BTCは11月5日に何週間かぶりの高値を記録したばかりで上昇トレンドを期待していた人も多くいたのではないでしょうか?
多く購入してしまった人にはダメージが大きいでしょう。
金融市場に及ぼした影響
株式や為替、債券などに及ぼした影響はそれほど大きくはありません。
しかし、仮想通貨の不安定な動きを毛嫌う投資家たちの資金の向かう先が金融資産に集まっているかもしれません。
というのも、安全資産と言われるゴールド(金)の上昇が顕著に出ているのです。
価格を下げてしまっている仮想通貨に対し、ゴールドの価値は大きく上がっています。
今は出金できない?
FTX Japanは11月11日には日本円の出金を再開しました。
出金依頼はAPIまたはFTXアプリで行う必要があるみたいです。
ただ、FTX JPプラットフォームでは日本円の出金が停止されていると公式ツイッターでアナウンスされていました。(11月12日現在)
SNSなどを見ていても出金申請を行ったにもかかわらず出金が完了しないというユーザーも見かけました。
まとめ
FTXの破綻について簡単にまとめてみました。
この後の対応はまだまだ目が離せない状態ですが、何とか日本円を出金することが出来るように動いていることだけでも分かったのが不幸中の幸いといったところでしょうか。

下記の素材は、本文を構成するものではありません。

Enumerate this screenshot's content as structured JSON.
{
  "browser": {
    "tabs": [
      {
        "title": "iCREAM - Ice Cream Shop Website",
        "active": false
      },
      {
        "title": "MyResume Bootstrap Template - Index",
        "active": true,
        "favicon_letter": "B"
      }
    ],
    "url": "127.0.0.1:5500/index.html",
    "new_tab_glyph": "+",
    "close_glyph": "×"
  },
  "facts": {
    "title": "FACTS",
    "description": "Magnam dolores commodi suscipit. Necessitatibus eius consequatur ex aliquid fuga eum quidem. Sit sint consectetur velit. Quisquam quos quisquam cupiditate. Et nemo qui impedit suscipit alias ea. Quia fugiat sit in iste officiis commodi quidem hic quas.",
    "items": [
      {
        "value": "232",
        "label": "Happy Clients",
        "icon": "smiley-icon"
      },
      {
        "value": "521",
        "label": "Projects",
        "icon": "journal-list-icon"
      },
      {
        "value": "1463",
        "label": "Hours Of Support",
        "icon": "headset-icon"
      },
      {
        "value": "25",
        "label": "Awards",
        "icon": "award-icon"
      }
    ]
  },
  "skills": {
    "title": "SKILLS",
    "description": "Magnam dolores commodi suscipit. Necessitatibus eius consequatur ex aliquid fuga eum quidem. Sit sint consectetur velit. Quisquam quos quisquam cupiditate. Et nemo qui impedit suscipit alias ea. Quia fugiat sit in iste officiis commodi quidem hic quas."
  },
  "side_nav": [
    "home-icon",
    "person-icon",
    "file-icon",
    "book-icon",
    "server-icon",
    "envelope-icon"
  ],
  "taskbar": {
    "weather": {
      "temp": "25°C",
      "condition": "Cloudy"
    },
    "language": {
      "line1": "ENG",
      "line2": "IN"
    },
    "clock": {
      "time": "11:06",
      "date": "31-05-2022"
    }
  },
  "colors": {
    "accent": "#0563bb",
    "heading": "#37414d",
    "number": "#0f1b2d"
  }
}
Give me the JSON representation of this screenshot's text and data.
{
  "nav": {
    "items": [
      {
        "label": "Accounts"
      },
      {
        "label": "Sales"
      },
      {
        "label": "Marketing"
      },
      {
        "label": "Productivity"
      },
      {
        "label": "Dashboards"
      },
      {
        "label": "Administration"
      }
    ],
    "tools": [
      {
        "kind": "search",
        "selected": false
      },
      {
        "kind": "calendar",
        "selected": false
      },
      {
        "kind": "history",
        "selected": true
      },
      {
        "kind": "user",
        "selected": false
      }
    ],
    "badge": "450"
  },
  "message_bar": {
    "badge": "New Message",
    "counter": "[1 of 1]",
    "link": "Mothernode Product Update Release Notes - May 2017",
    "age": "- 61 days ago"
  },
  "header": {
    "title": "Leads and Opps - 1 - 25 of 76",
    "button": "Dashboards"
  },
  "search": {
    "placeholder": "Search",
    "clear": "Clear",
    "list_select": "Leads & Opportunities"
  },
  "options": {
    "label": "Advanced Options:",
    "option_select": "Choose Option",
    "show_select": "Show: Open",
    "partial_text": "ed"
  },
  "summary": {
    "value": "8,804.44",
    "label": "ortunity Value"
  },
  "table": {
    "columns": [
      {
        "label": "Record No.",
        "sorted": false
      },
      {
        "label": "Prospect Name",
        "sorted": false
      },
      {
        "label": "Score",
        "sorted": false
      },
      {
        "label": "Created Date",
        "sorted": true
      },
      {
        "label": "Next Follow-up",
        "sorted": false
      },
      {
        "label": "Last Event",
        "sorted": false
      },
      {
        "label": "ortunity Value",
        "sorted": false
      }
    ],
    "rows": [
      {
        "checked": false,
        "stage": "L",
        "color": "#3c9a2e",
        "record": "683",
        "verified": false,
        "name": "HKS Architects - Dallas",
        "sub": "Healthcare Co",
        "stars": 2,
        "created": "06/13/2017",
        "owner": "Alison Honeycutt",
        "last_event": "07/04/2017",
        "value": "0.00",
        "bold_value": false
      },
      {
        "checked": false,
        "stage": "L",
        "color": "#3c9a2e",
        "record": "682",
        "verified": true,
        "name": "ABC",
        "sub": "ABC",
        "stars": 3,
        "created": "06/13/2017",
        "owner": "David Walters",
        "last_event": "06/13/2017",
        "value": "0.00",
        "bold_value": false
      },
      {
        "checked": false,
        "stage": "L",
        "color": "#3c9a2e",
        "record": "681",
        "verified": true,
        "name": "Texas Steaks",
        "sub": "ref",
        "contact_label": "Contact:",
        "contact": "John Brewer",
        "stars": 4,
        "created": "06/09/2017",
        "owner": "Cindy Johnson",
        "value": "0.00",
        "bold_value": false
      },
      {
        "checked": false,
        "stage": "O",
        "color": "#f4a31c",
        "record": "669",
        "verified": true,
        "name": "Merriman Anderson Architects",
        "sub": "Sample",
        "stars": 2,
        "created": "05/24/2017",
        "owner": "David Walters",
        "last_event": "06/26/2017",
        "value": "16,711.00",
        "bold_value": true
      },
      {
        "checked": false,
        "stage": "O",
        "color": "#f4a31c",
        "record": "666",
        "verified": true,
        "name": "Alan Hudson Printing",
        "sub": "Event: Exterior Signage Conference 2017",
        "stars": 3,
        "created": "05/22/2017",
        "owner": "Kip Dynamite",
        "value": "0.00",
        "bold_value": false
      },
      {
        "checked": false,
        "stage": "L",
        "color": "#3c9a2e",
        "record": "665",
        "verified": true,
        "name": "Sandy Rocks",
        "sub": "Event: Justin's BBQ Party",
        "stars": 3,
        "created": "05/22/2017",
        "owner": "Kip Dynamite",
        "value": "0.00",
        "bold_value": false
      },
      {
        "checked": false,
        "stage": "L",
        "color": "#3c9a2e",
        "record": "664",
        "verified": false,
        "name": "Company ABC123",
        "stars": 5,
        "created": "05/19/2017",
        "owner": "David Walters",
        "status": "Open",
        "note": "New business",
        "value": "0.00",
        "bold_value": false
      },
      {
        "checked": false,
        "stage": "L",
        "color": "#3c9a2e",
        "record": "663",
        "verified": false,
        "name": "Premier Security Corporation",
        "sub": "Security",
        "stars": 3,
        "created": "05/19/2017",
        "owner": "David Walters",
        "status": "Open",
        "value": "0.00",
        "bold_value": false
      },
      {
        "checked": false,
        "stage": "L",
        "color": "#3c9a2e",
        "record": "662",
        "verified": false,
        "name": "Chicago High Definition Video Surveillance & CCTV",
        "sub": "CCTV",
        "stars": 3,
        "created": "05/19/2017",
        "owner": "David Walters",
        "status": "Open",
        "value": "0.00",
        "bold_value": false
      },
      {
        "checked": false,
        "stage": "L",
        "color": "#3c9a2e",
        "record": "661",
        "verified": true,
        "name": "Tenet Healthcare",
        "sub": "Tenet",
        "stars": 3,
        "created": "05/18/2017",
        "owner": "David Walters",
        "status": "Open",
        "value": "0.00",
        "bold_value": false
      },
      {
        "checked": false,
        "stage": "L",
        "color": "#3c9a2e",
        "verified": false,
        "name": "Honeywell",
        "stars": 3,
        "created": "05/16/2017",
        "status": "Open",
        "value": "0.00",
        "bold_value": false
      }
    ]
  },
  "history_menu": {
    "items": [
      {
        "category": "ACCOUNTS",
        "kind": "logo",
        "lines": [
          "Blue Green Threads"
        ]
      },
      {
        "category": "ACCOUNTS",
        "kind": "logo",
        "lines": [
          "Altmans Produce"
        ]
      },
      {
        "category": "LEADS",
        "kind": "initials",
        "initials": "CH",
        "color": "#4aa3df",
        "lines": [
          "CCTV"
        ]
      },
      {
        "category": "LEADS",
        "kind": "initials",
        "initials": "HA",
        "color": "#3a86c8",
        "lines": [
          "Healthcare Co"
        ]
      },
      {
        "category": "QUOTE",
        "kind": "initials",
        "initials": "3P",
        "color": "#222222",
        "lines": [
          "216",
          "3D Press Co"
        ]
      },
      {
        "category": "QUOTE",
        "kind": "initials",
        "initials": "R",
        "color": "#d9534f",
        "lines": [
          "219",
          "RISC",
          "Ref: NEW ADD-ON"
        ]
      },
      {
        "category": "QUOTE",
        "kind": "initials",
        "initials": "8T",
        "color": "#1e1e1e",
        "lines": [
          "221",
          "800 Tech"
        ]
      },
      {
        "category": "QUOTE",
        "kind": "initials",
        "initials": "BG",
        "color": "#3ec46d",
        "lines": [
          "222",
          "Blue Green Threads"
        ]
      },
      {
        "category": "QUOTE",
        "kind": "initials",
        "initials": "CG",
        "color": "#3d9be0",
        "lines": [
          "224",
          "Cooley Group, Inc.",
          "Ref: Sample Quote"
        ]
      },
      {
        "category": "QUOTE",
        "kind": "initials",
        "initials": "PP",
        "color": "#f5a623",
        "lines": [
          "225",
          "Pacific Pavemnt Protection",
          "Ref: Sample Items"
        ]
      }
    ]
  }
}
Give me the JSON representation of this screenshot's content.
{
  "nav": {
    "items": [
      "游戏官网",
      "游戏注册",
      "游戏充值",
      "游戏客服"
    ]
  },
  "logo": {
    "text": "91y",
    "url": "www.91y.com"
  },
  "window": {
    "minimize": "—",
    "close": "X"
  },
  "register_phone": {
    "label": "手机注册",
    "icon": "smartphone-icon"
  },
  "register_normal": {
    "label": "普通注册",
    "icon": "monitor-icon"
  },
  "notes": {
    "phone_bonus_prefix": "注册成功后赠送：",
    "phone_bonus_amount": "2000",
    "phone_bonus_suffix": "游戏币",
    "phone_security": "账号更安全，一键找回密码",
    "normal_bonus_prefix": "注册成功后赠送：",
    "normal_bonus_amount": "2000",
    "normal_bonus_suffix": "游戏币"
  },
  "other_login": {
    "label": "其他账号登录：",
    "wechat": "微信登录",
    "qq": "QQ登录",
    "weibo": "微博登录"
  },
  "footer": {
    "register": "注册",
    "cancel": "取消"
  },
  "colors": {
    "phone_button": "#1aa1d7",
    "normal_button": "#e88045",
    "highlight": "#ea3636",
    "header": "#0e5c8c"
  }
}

当然と言えば当然なのですが、仮想通貨関連の規制は金融資産に比べてまだ整っていない部分があります。
よくわからない副業業者とは違い、ここまで大きな会社でも崩壊してしまうこともあると思うとさらに仮想通貨などに手が出しづらくなってしまいますよね。
長期間の取引で大きな資産を築くというのも大切ですが、期間も程々でそれなりに収入を得る方法などがあればそっちの方が良いかもしれないと思いました。